La serie del 1973 è la prima ed è stata trasmessa in Giappone su Nippon Television (1° Aprile-30 Settembre), mentre in Italia è inedita essendo finita dopo 26 episodi per lo scarso successo.

La serie del 1979 è la seconda ed è stata trasmessa in Giappone su TV Asahi (2 Aprile 1979-25 Marzo 2005), invece in Italia su Rai 2 (25 Ottobre 1982-30 Giugno 1983) con repliche successive su varie televisioni locali.
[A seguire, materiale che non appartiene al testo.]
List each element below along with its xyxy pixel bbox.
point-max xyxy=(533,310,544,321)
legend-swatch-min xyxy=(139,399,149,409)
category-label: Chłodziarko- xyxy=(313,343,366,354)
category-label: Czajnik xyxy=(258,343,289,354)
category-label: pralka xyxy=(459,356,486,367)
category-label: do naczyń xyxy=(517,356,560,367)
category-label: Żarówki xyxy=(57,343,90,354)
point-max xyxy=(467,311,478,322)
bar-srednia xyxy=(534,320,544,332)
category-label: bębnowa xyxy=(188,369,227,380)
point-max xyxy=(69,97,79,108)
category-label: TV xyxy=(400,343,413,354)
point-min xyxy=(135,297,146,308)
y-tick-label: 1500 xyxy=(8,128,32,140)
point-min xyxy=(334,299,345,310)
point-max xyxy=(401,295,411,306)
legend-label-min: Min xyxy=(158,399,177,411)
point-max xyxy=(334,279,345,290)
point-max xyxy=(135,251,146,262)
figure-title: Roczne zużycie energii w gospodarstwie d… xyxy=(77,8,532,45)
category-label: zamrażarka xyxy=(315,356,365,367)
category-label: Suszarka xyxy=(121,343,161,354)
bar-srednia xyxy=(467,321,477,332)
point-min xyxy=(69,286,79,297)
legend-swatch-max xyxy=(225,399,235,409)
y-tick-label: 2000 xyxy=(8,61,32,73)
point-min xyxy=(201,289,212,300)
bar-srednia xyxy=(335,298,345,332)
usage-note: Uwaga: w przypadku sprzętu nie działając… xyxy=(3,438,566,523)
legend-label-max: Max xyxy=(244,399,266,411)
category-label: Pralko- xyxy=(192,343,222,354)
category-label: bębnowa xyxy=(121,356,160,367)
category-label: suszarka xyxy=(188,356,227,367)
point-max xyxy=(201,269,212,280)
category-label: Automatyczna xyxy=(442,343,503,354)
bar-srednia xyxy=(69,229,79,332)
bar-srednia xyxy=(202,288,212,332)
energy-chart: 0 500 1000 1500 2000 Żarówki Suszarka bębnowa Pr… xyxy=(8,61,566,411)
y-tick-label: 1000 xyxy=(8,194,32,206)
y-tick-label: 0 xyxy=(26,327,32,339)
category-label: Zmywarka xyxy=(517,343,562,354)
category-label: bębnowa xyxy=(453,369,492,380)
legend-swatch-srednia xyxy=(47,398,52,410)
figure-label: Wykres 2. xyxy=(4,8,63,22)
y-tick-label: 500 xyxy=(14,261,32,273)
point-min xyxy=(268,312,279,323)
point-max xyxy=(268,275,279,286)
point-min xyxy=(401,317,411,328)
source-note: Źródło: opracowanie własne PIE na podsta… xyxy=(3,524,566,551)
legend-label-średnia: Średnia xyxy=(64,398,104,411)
Ad accompagnare questa serie nella versione italiana abbiamo due sigle: la prima (Quella in apertura) è degli Oliver Onions e si chiama: “Il gatto Doraemon“, questa canzone è stata scritta da Cesare De Natale con l’utilizzo degli arrangiamenti fatti da Guido e Maurizio De Angelis mentre la seconda (Quella in chiusura) è del “Coro I Nostri Figli di Nora Orlandi” e si chiama: “La canzone di Doraemon“, questa è invece stata scritta da Franco Migliacci riadattandola al testo originale giapponese di Motō Abiko e Hiroshi Fujimoto con l’arrangiamento originale di Shunsuke Kikuch.

Dal 3 Marzo 2003 la serie è riproposta dalla Mediaset, con la nuova sigla di Cristina D’Avena che rimarrà anche nella serie del 2005 (Composta e scritta da Giorgio Vanni, Max Longhi e Alessandra Valeri Manera, viene usata sia in apertura che in chiusura) e un nuovo doppiaggio, e trasmessa in prima visione televisiva su Italia 1 fino al 2012, per poi avere repliche su Boing, Boomerang e Hiro.

Nel 2005 esce la terza serie (Conosciuta anche come: “New Doraemon“, e remake della seconda, trasmessa su TV Asahi in Giappone dal 15 aprile 2005, Mediaset ha acquistato i diritti italiani per trasmetterla su Boing il 3 marzo 2014 e viene ora replicata su Boomerang dal 4 maggio 2016.

Questa mantiene la sigla italiana di Cristina D’avena che ancora oggi cantiamo a distanza di anni.